Logo Musée du Patrimoine

Tutto il patrimonio francese classificato per regioni, dipartimenti e città

Santa Chiesa Marziale di Bazens dans le Lot-et-Garonne

Patrimoine classé
Patrimoine religieux
Eglise gothique
Eglise fortifiée
Lot-et-Garonne

Santa Chiesa Marziale di Bazens

    Place des Abeaux
    47130 Bazens
Église Saint-Martial de Bazens
Église Saint-Martial de Bazens
Église Saint-Martial de Bazens
Église Saint-Martial de Bazens
Église Saint-Martial de Bazens
Église Saint-Martial de Bazens
Église Saint-Martial de Bazens
Église Saint-Martial de Bazens
Église Saint-Martial de Bazens
Église Saint-Martial de Bazens
Église Saint-Martial de Bazens
Église Saint-Martial de Bazens
Église Saint-Martial de Bazens
Église Saint-Martial de Bazens
Crédit photo : Jacques MOSSOT - Sous licence Creative Commons

Timeline

Bas Moyen Âge
Renaissance
Temps modernes
Révolution/Empire
XIXe siècle
Époque contemporaine
1400
1500
1600
1700
1800
1900
2000
XIVe siècle
Costruzione iniziale
1592
Disposizioni difensive
Fin XVe - Début XVIe siècle
Lavoro importante
1653-1654
Costruzione del portico
1778
Riparazioni
1888
Restauro del campanile
11 mars 1935
Classificazione storica
Aujourd'hui
Aujourd'hui

Patrimonio

Chiesa e resti del castello: iscrizione con decreto dell'11 marzo 1935

Dati chiave

Léonard de La Rovère - Vescovo di Agen Proprietario del castello e chiesa
Marc-Antoine de La Rovère - Vescovo di Agen Membro della famiglia della Rovere
Matteo Bandello - Vescovo di Agen Sponsor delle opere del XVI secolo
Maréchal de Matignon - Militare Capo della difesa nel 1592
Louis-Victor Gesta - Vetro master Autore di vetro colorato (1850-1894)
Dubarry de Lassale - Architetto Restauro del campanile nel 1888

Origine e storia

La chiesa di Saint-Martial de Bazens, situata nel dipartimento Lot-et-Garonne a New Aquitaine, è un edificio religioso risalente al XIV secolo. È strettamente legato al vicino castello, con il quale condivide una storia comune sotto l'autorità dei vescovi di Agen dal Medioevo. Il campanile-porch, ornato da un portale fiammeggiante e lacrosse episcopale, oltre al lato inferiore destro, risale probabilmente allo stesso periodo delle opere del castello, tra la fine del XV e l'inizio del XVI secolo, sotto l'impulso dei vescovi della Rovere e Matteo Bandello.
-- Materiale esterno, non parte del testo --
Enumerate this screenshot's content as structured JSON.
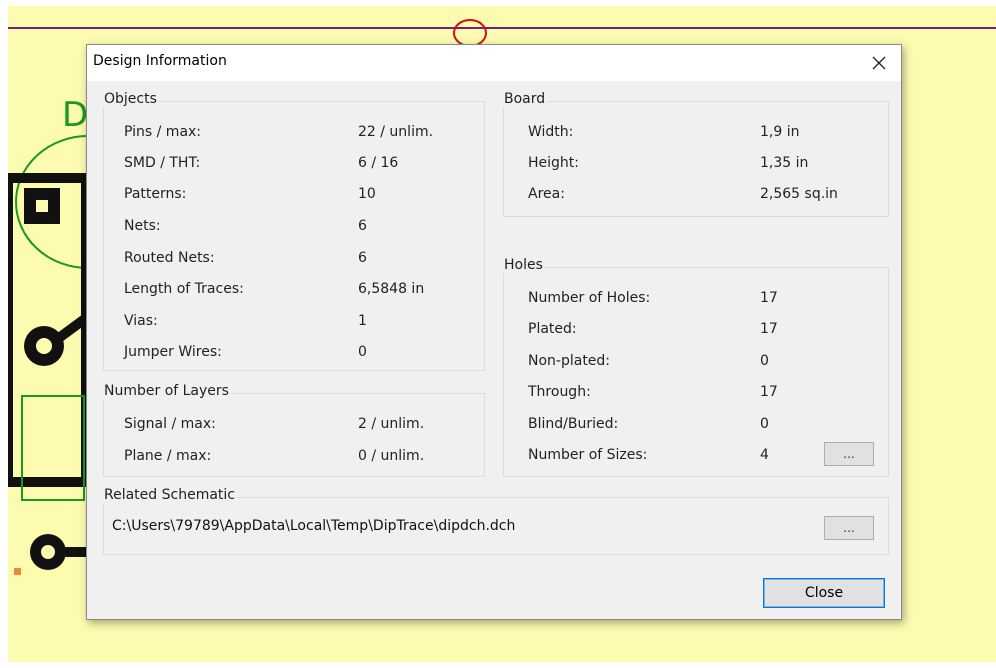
{
  "canvas": {
    "background_color": "#fdfbb0",
    "designator_fragment": "D",
    "trace_color": "#7a1f7a",
    "marker_color": "#d01010",
    "outline_color": "#1a9a1a"
  },
  "dialog": {
    "title": "Design Information",
    "close_icon": "close-icon",
    "objects": {
      "title": "Objects",
      "rows": [
        {
          "label": "Pins / max:",
          "value": "22 / unlim."
        },
        {
          "label": "SMD / THT:",
          "value": "6 / 16"
        },
        {
          "label": "Patterns:",
          "value": "10"
        },
        {
          "label": "Nets:",
          "value": "6"
        },
        {
          "label": "Routed Nets:",
          "value": "6"
        },
        {
          "label": "Length of Traces:",
          "value": "6,5848 in"
        },
        {
          "label": "Vias:",
          "value": "1"
        },
        {
          "label": "Jumper Wires:",
          "value": "0"
        }
      ]
    },
    "layers": {
      "title": "Number of Layers",
      "rows": [
        {
          "label": "Signal / max:",
          "value": "2 / unlim."
        },
        {
          "label": "Plane / max:",
          "value": "0 / unlim."
        }
      ]
    },
    "board": {
      "title": "Board",
      "rows": [
        {
          "label": "Width:",
          "value": "1,9 in"
        },
        {
          "label": "Height:",
          "value": "1,35 in"
        },
        {
          "label": "Area:",
          "value": "2,565 sq.in"
        }
      ]
    },
    "holes": {
      "title": "Holes",
      "rows": [
        {
          "label": "Number of Holes:",
          "value": "17"
        },
        {
          "label": "Plated:",
          "value": "17"
        },
        {
          "label": "Non-plated:",
          "value": "0"
        },
        {
          "label": "Through:",
          "value": "17"
        },
        {
          "label": "Blind/Buried:",
          "value": "0"
        },
        {
          "label": "Number of Sizes:",
          "value": "4"
        }
      ],
      "sizes_button_label": "..."
    },
    "schematic": {
      "title": "Related Schematic",
      "path": "C:\\Users\\79789\\AppData\\Local\\Temp\\DipTrace\\dipdch.dch",
      "browse_button_label": "..."
    },
    "close_button_label": "Close"
  }
}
Durante le guerre di religione, la chiesa subì cambiamenti difensivi, come l'aggiunta di una scauguette a piedi e una sala fortificata sopra il coro, forse nel 1592 quando il maresciallo di Matignon difese il villaggio. Nel XVII secolo fu costruito un portico (1653-1654), seguito da riparazioni nel 1778. Il campanile, minacciato di rovina, è stato restaurato nel 1888 dall'architetto Dubarry de Lassale, che lo ha abbassato di 9 metri. Un uragano nel 1897 ha danneggiato il tetto, e la torretta delle scale è stata restaurata alla fine del XX secolo. La chiesa era elencata come monumenti storici nel 1935.

L'edificio ospita una serie di sei vetrate realizzate dal maestro vetraio di Tolosa Louis-Victor Gesta tra il 1850 e il 1894. Queste vetrate, così come i resti del castello adiacente, sottolineano la sua importanza storica come antica residenza dei legati italiani in Aquitania. L'attuale villaggio si è sviluppato sulle terrazze dei vecchi giardini di questa residenza episcopale, ora estinta.
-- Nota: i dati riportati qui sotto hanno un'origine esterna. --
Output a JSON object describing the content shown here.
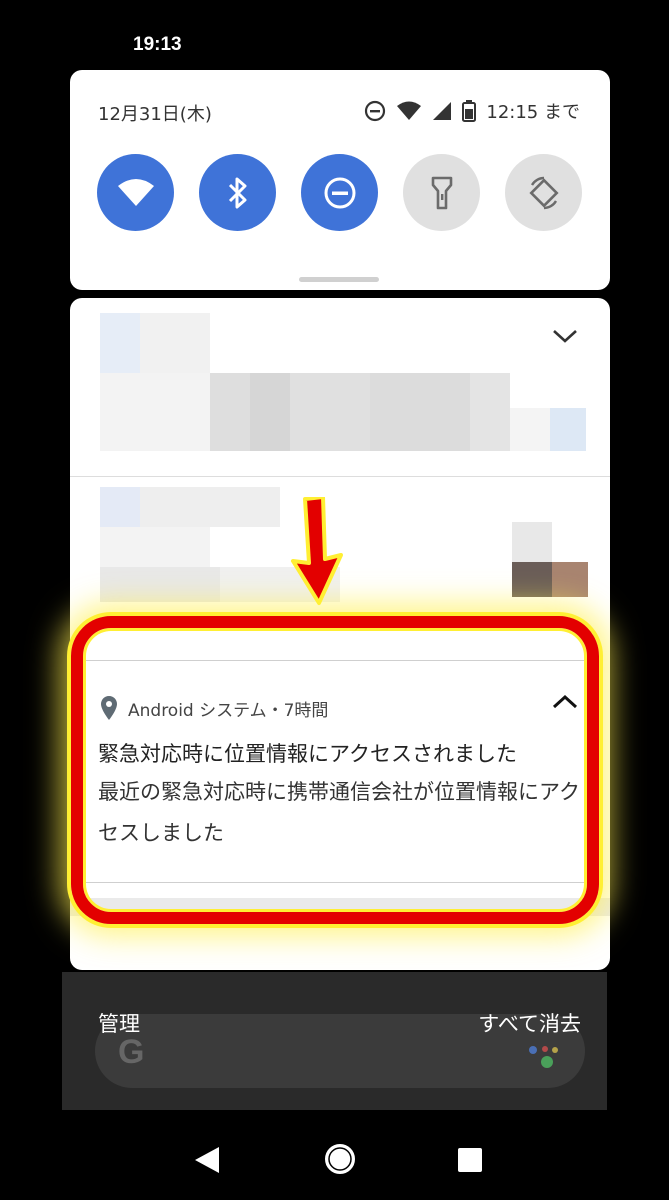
{
  "status_bar": {
    "time": "19:13"
  },
  "quick_settings": {
    "date": "12月31日(木)",
    "dnd_until": "12:15 まで",
    "tiles": [
      {
        "name": "wifi-icon",
        "on": true
      },
      {
        "name": "bluetooth-icon",
        "on": true
      },
      {
        "name": "do-not-disturb-icon",
        "on": true
      },
      {
        "name": "flashlight-icon",
        "on": false
      },
      {
        "name": "auto-rotate-icon",
        "on": false
      }
    ]
  },
  "notification": {
    "app_line": "Android システム・7時間",
    "title": "緊急対応時に位置情報にアクセスされました",
    "body": "最近の緊急対応時に携帯通信会社が位置情報にアクセスしました"
  },
  "footer": {
    "manage": "管理",
    "clear_all": "すべて消去"
  },
  "colors": {
    "accent": "#3f73d8",
    "highlight_red": "#e30000",
    "highlight_yellow": "#ffef33"
  }
}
Un'inconfondibile e significativa vestigia di questo periodo, la Chiesa di Santa Marziale illustra i legami tra il potere religioso e l'architettura militare, preservando al contempo elementi gotici sfarzosi e accordi difensivi caratteristici dei conflitti del XVI secolo. La sua designazione come monumenti storici nel 1935 riflette il suo valore di patrimonio, rafforzato dai suoi successivi restauri e dal suo ruolo centrale nella storia locale.